The Common Name (also CN) identifies the host name associated with the certificate, for example
It consists of a single host name in case of a single-name certificate (e.g.
www.example.com), or a wildcard name in case of a wildcard certificate (e.g.
*.example.com). In all cases, it is not an URL and therefore it doesn’t include any protocol (e.g. http:// or https://), port number, or pathname.
Single-name or Wildcard?
Read the article Choosing the SSL Certificate Common Name if you need help to determine the most appropriate host names for your certificate.

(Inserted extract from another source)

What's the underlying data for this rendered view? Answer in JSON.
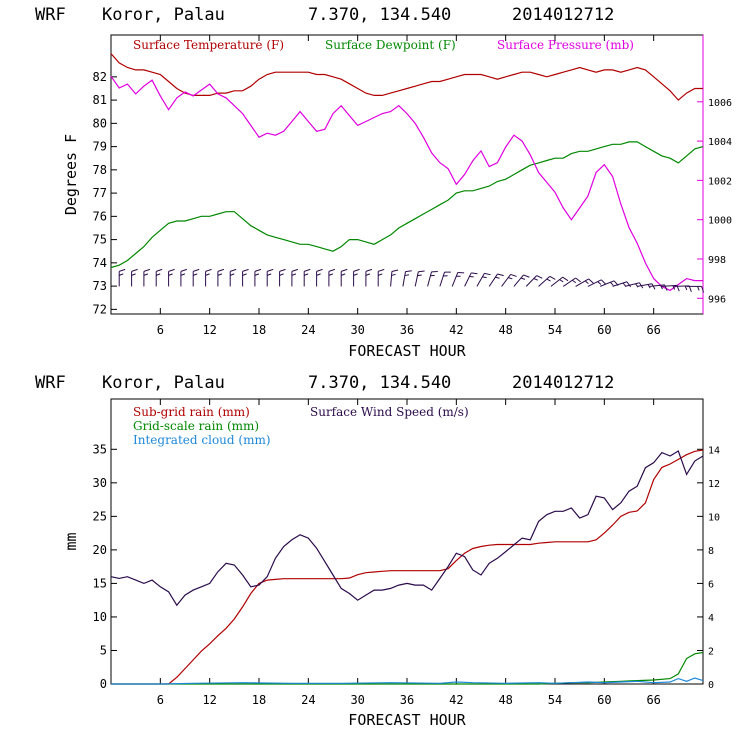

The common name represents the name protected by the SSL certificate. The certificate is valid only if the request hostname matches the certificate common name. Most web browsers displays a warning message when connecting to an address that does not match the common name in the certificate.
Example of host name mismatch error on Google Chrome
Example of host name mismatch error on Google Safari
Common name vs Subject Alternative Name
The common name can only contain up to one entry: either a wildcard or a single name. It’s not possible to specify a list of names covered by an SSL certificate in the common name field.
The SAN extension was introduced to solve this limitation and allow to issue multi-domain SSL certificates. The SAN extension can be used to integrate or replace the common name, and it supports the ability to specify different domains protected by a single SSL certificate.